As the trailers give away (rather prominently), the film’s turning point comes when Anna falls down a hollow tree, hitting her head hard but ultimately waking up completely cured. And while the film attributes this to God, it also goes out of its way to provide a more vague, inspirational take for the less faithful in the audience: to enjoy the miraculous things that occur every day.
The film is centered around the “event,” which most audience members know is coming. Until then, the film attempts to create dramatic tension through Christy’s crisis of faith. With one eye firmly on the evangelical target audience, though, Christy’s clear worries about not only her Anna’s health, but her husband’s (Martin Henderson) new business and the financial strain the combination of the two are putting on the family, are met with responses like a vague “things will work out” response from her husband. Her refusal to just accept that answer while things are wrong with Anna are treated with incredulity, which is insulting both to anyone suffering under similar circumstances and the notion of a God who created humans with the ability to think and process.
By and large, like many faith-based movies, the message is placed above a decent narrative. It’s nearly impossible for a film to recover from that sort of hobbling. To its credit, the film gets a much better lead than it deserves in Jennifer Garner. Garner’s talented enough to pull off this type of character, removed from the religious context, and one has to imagine it appealed to her in part because it’s a leading performance with the potential for showing off some range for an actress over that certain age. It’s not enough to fix the film, especially when she’s dealing with material like listening to her daughter’s description of the afterlife in a strange, matter-of-fact tone, or dealing with young doctor after young doctor early on who are all too quick to dismiss Anna’s illness as something minor. But Garner does make the film intermittently watchable.

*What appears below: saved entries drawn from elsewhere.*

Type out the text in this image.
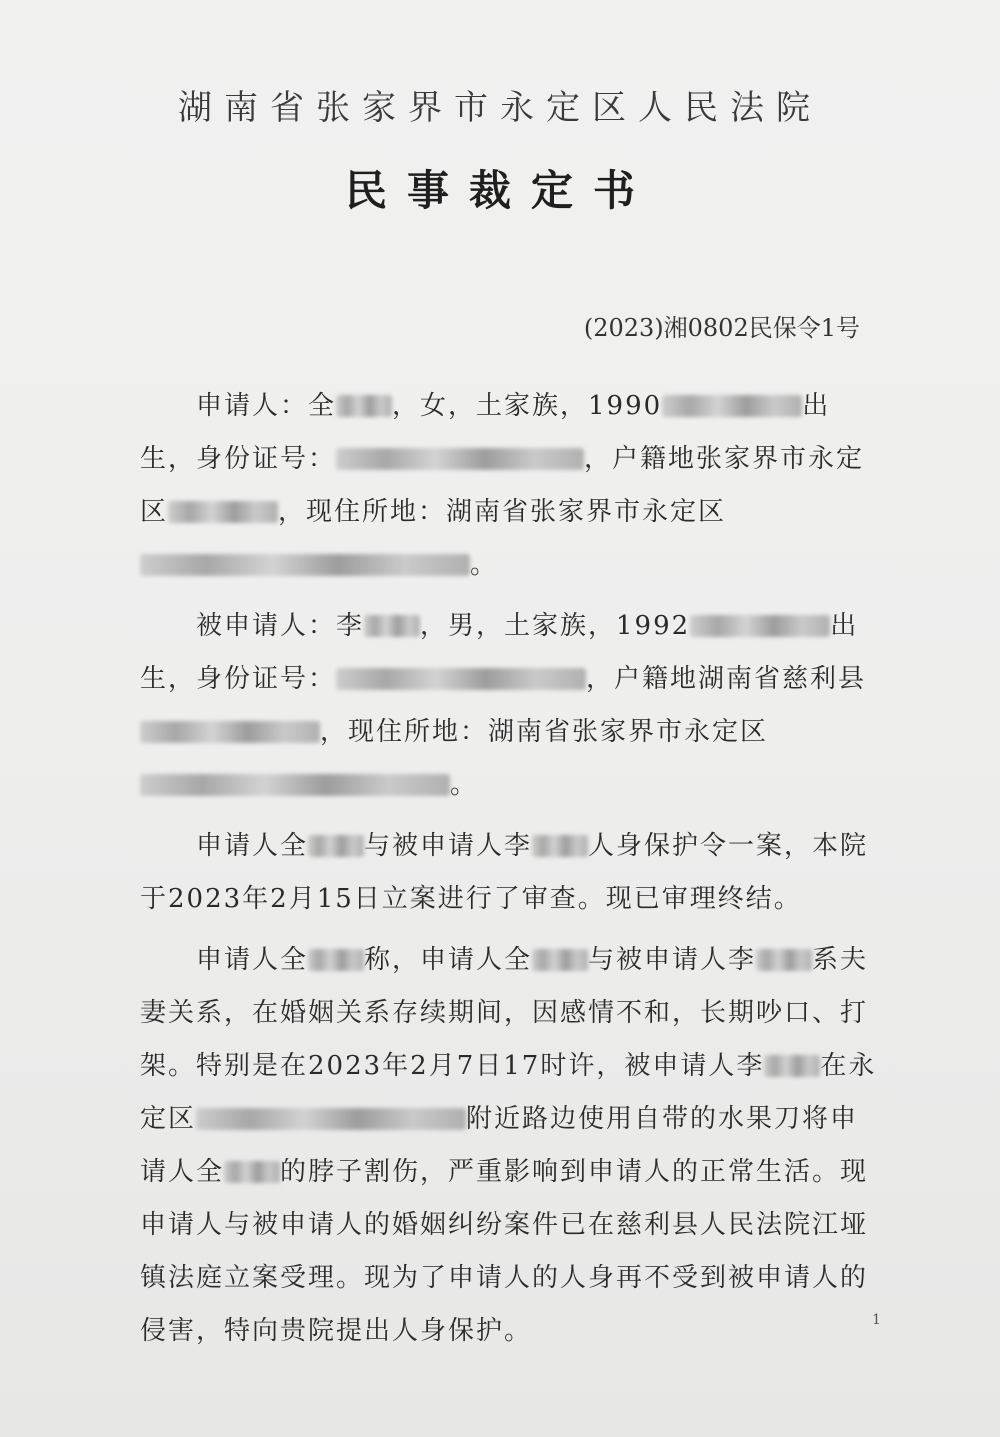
湖南省张家界市永定区人民法院
民事裁定书
(2023)湘0802民保令1号
申请人：全 ，女，土家族，1990	出生，身份证号：	，户籍地张家界市永定区	，现住所地：湖南省张家界市永定区。
被申请人：李 ，男，土家族，1992	出生，身份证号：	，户籍地湖南省慈利县，现住所地：湖南省张家界市永定区。
申请人全 与被申请人李 人身保护令一案，本院于2023年2月15日立案进行了审查。现已审理终结。
申请人全 称，申请人全 与被申请人李 系夫妻关系，在婚姻关系存续期间，因感情不和，长期吵口、打架。特别是在2023年2月7日17时许，被申请人李 在永定区	附近路边使用自带的水果刀将申请人全 的脖子割伤，严重影响到申请人的正常生活。现申请人与被申请人的婚姻纠纷案件已在慈利县人民法院江垭镇法庭立案受理。现为了申请人的人身再不受到被申请人的侵害，特向贵院提出人身保护。	1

For years, though, certain groups within Christianity have complained about Hollywood not responding to their worldview when making films. For the past few years, that’s not been the case. Christian films aren’t just the product of independent outlets, but major studios as well. There’s a reason, though, that they’re so hard to take seriously. There’s no push for something substantive, or something where the conclusion isn’t inevitable. No matter how talented the people working on these films are (and that varies from film to film), the message is the priority; sometimes, in fact, that’s the only consideration.